O que se instala a partir daí é uma falta. Uma necessidade emocional que não foi atendida no momento em que precisava ser. Pode ser a necessidade de ser visto, de ser valorizado, de sentir segurança, de pertencer. Essa falta não desaparece com o tempo. Ela se transforma num vazio existencial, uma sensação persistente de que algo essencial continua ausente, independentemente do que a pessoa conquiste ou construa ao longo da vida.

A partir desse vazio, o sujeito forma uma conclusão sobre si mesmo. Não uma conclusão racional, elaborada conscientemente, mas uma conclusão vivida, sentida como verdade absoluta. Sou inferior. Sou invisível. Estou desamparado. Sou uma ameaça. Essas conclusões constituem o que a Análise do Paradoxo Existencial chama de fratura existencial, o núcleo sensível em torno do qual o circuito se organiza.

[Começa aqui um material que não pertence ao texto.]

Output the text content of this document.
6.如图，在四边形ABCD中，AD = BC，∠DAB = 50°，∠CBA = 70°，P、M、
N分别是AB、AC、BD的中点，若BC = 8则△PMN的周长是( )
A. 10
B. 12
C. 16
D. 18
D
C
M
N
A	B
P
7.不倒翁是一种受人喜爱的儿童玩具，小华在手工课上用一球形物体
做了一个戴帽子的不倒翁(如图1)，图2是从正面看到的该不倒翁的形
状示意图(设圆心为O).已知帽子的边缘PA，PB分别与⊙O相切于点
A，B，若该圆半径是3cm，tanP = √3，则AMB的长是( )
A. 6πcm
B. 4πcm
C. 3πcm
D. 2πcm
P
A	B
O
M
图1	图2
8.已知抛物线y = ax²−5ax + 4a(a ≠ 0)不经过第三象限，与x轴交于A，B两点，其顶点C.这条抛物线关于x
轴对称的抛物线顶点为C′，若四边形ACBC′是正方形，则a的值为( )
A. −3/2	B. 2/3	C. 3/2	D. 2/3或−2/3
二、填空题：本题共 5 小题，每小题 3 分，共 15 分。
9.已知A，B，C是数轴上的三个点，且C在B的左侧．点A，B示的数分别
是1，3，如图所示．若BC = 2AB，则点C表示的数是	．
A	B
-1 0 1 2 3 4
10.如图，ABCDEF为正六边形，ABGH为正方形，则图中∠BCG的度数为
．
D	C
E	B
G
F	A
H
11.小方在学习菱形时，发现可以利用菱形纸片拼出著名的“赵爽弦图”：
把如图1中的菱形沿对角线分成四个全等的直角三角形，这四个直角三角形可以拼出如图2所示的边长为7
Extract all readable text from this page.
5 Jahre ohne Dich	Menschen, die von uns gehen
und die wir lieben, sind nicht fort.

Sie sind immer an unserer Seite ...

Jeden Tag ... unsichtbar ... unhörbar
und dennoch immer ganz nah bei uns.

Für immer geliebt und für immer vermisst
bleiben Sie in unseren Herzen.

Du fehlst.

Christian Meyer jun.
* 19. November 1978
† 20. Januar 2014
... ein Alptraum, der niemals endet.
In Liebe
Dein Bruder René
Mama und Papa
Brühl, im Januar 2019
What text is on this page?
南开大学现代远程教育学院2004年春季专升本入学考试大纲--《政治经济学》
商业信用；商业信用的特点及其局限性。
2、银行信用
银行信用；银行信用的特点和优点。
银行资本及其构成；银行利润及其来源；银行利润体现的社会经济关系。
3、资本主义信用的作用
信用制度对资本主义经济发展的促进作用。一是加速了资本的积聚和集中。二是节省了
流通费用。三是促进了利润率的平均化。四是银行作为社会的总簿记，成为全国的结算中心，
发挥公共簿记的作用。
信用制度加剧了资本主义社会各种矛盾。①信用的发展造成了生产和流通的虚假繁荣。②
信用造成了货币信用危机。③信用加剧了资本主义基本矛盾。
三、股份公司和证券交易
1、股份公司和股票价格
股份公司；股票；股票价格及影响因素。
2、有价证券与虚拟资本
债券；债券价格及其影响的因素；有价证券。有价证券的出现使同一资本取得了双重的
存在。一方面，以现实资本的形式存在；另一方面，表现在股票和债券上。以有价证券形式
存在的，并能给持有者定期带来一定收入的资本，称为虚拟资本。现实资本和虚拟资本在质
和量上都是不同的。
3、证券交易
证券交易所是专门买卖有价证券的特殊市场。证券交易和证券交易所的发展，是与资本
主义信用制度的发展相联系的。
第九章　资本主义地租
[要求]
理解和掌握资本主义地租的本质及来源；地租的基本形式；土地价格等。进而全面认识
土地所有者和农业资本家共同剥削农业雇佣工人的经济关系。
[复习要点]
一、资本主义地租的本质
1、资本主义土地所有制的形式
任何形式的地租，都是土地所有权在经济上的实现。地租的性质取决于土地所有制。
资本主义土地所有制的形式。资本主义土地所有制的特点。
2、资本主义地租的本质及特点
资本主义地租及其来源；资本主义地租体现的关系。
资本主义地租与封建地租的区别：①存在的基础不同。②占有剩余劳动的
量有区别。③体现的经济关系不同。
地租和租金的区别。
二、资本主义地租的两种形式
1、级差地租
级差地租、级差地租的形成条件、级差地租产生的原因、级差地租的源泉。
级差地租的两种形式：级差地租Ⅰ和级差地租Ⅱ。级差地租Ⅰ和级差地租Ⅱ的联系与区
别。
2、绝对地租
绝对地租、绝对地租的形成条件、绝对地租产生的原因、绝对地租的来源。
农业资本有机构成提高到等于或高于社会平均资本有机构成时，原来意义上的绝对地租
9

Para lidar com essa fratura, a vida psíquica desenvolve estratégias. Modos de funcionar que tentam compensar o que falta, evitar o que dói ou controlar o que ameaça. Essas estratégias são eficazes no curto prazo. Funcionam como adaptações. O problema é que, com o tempo, deixam de ser respostas ao ambiente e tornam-se o próprio modo de existir. O sujeito não usa mais a estratégia quando necessário. Ele é a estratégia, o tempo todo, em qualquer situação.

É aqui que o paradoxo se instala. O que nasceu como solução torna-se prisão. O circuito que um dia protegeu passa a aprisionar. E porque opera de forma automática e invisível, a pessoa continua a repeti-lo mesmo quando já tem consciência intelectual do padrão. Compreender não é suficiente para interromper. É preciso algo mais.

Na Análise do Paradoxo Existencial, o trabalho não consiste em eliminar os circuitos. Circuitos não se eliminam. O que se torna possível, com o tempo e com o trabalho analítico, é criar intervalos. Pequenos momentos em que o circuito não se completa. Momentos em que a resposta habitual é suspensa e uma experiência diferente se torna possível.

Esses intervalos são o coração do processo. Porque é neles que a vida psíquica descobre que pode existir fora do circuito. E essa descoberta, ainda que breve, muda tudo.